Il calcio italiano? La partecipazione su base volontaria ai playoff proposta dal presidente di Lega Pro Ghirelli per stabilire la quarta promossa in B. O l’algoritmo annunciato dal presidente Figc Gravina, lo strumento cioè che dovrebbe ridefinire la classifica finale del campionato di serie A se – una volta ripartito – dovesse poi essere sospeso definitivamente. Ecco, il calcio italiano non smette mai di stupire. E dire che non si è ancora ripreso. Quando ripartirà scommettiamo che una delle prime questioni sarà l’incidenza arbitrale sul risultato? Le telecamere si soffermeranno più sugli spalti desolatamente vuoti oppure inquadreranno ogni millimetro di un’area di rigore? Proteste, contestazioni: non ci sarà nemmeno più bisogno di interpretare il labiale di giocatori, allenatori e arbitri. Il silenzio tombale di stadi trasformati in acquari ci farà ascoltare tutto. In attesa della Var e delle interpretazioni televisive corredate da sospetti e accuse, meglio dare uno sguardo a cosa si scrive, a cosa succede in Europa.
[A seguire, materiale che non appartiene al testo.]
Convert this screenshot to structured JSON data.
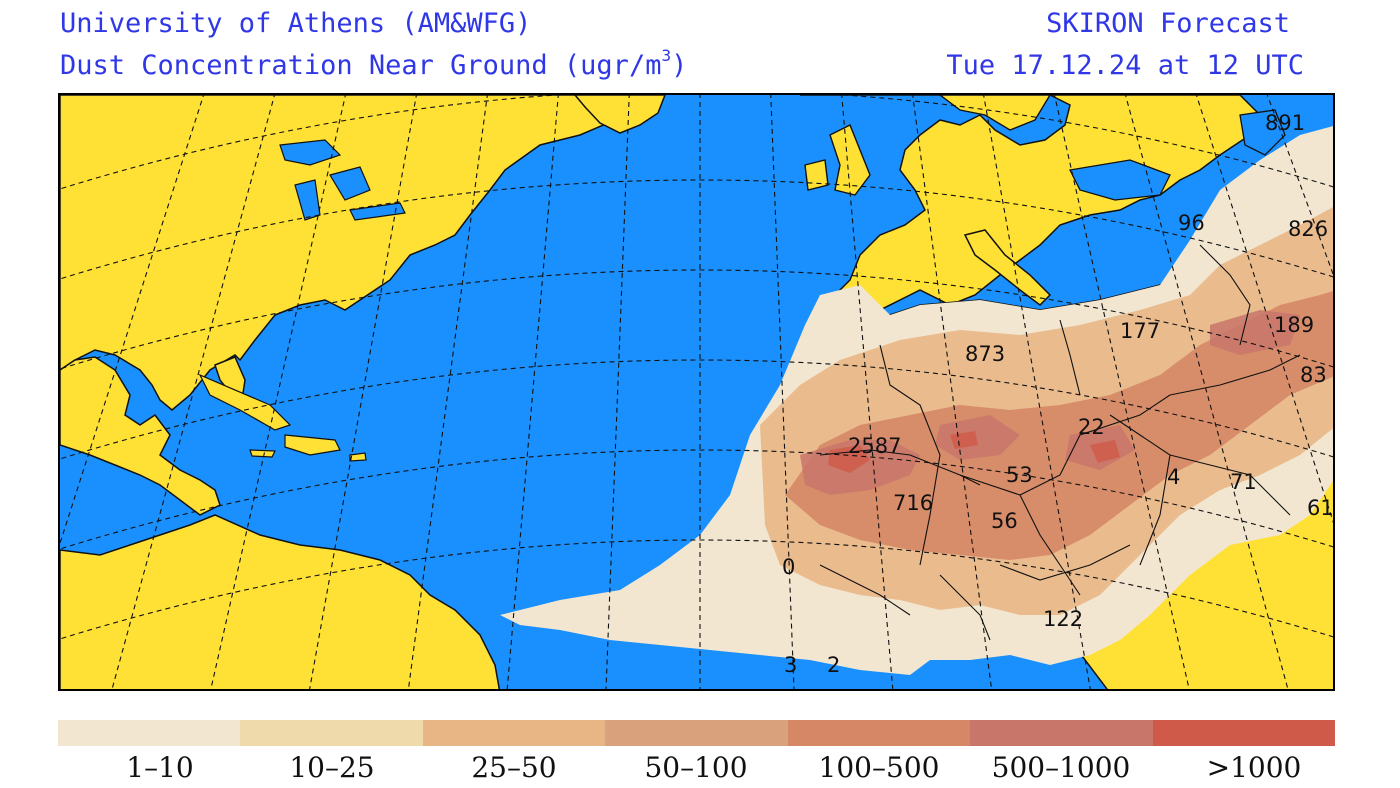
{
  "header": {
    "org": "University of Athens (AM&WFG)",
    "product_prefix": "Dust Concentration Near Ground (ugr/m",
    "product_sup": "3",
    "product_suffix": ")",
    "forecast_name": "SKIRON Forecast",
    "valid_time": "Tue 17.12.24 at 12 UTC"
  },
  "map": {
    "ocean_color": "#1a90ff",
    "land_color": "#ffe135",
    "point_labels": [
      "891",
      "96",
      "826",
      "189",
      "177",
      "873",
      "83",
      "22",
      "2587",
      "53",
      "4",
      "71",
      "716",
      "56",
      "61",
      "0",
      "122",
      "3",
      "2"
    ]
  },
  "legend": {
    "items": [
      {
        "label": "1–10",
        "color": "#f2e6d0"
      },
      {
        "label": "10–25",
        "color": "#eedaaa"
      },
      {
        "label": "25–50",
        "color": "#e8b685"
      },
      {
        "label": "50–100",
        "color": "#d9a17c"
      },
      {
        "label": "100–500",
        "color": "#d68866"
      },
      {
        "label": "500–1000",
        "color": "#c8766a"
      },
      {
        "label": ">1000",
        "color": "#cf5a4a"
      }
    ]
  }
}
Ad esempio, il fattore “porte chiuse” potrebbe ribaltare partite e pronostico. In Germania la Bundesliga è in versione Geisterspiele da quindici giorni e dopo un avvio al rallentatore si è ripreso a segnare a valanga. Ma il dato più rilevante è un altro: il fattore casa è completamente saltato. Nell’ultima giornata su otto partite ben cinque sono state le vittorie esterne, compreso il 6-1 del Borussia Dortmund in casa del Padeborn. Più del 50%, dunque, anche se il Bayern in casa continua ad essere schiacciasassi. Ma il Bayern non fa statistica. Invece nelle complessive 35 gare in versione porte chiuse gli exploit esterni in Germania sono stati addirittura 17, 8 soltanto le vittorie casalinghe, dieci i pareggi. Una questione di pressione? Un fattore psicologico oppure situazionale?
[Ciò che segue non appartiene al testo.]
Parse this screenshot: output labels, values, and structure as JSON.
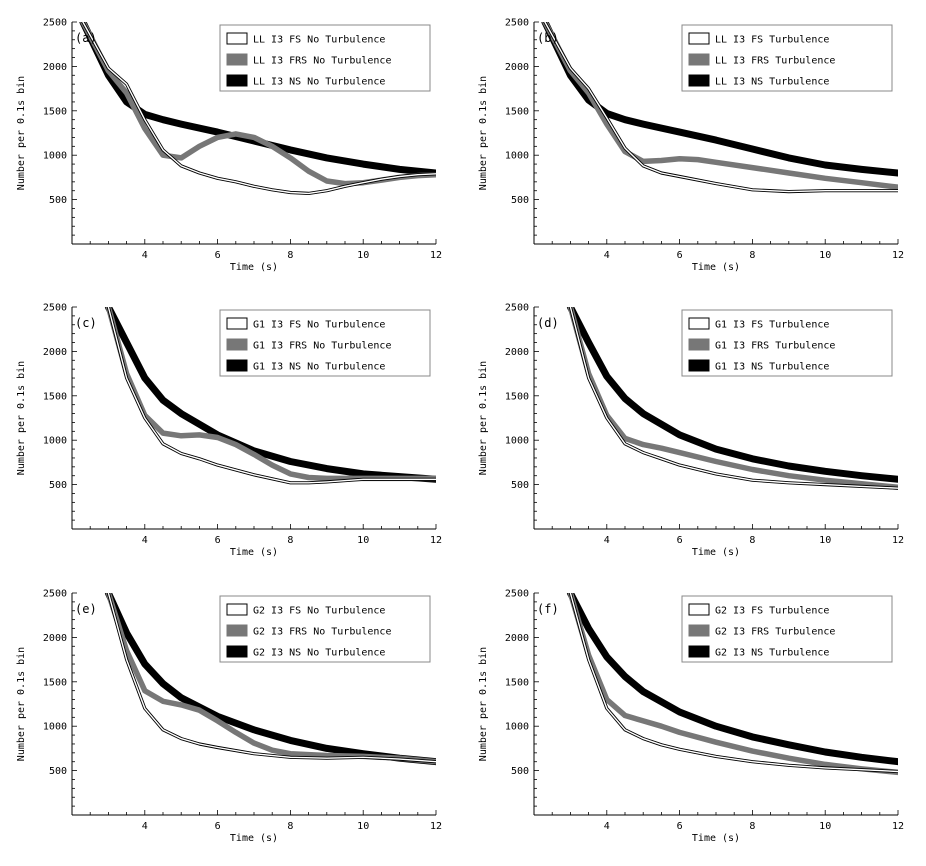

Il quotidiano inglese Guardian ha pubblicato un report in attesa che il 17 riprenda la Premier League. Dove giocare nel proprio stadio e con il pubblico sugli spalti significa vincere il 45% delle partite e pareggiarne il 25%. Ma due studi (uno spagnolo e uno statunitense) dimostrano che non sono i tifosi a influenzare l’andamento delle partite di calcio: a incidere sarebbero gli arbitri. Involontariamente più restii a prendere decisioni discutibili contro la squadra di casa nel timore, magari subliminale, che gli spettatori gli si rivoltino contro. Quindi meno cartellini gialli e meno rigori fischiati contro: almeno questo dice il risultato della ricerca. In Germania finora discutibili decisioni arbitrali non ce ne sono state ma lì vanno sul pratico. Diversa è la visione latina del calcio. Quella del “Miedo escenico” ad esempio: la paura della scena, dello stadio avversario pieno, un concetto per anni cavalcato da Jorge Valdano, ex compagno di Maradona nella nazionale argentina, ex bandiera del Real Madrid, attualmente commentatore calcistico per El Pais. Proprio dalle colonne del quotidiano iberico ha espresso così il suo pensiero sul fattore porte chiuse, tornando sulla variabile arbitrale. «In assenza di pubblico l’arbitro non potrà giustificare la sua tendenza a essere casalingo». La presenza, o meglio l’assenza dei tifosi, però non conteranno soltanto per i direttori di gara. «Perché un calciatore fin quando non sfida un pubblico non sa che calciatore è. Ai più deboli serve trovare l’eroismo per battere i campioni e avere il tifoso al suo fianco lo trascina, al calciatore geniale serve la carica del tifoso per inventare. E poi ci sono partite che non appartengono più agli allenatori, perché la passione ambientale trascina i giocatori in un gioco meno programmato. Gli allenatori si disperano per quella furia che fa perdere loro il controllo della partita: senza tifosi una partita sarà una specie di opera ingegneristica». In Italia il grande vuoto come sarà riempito: dall’algoritmo o dalla Var?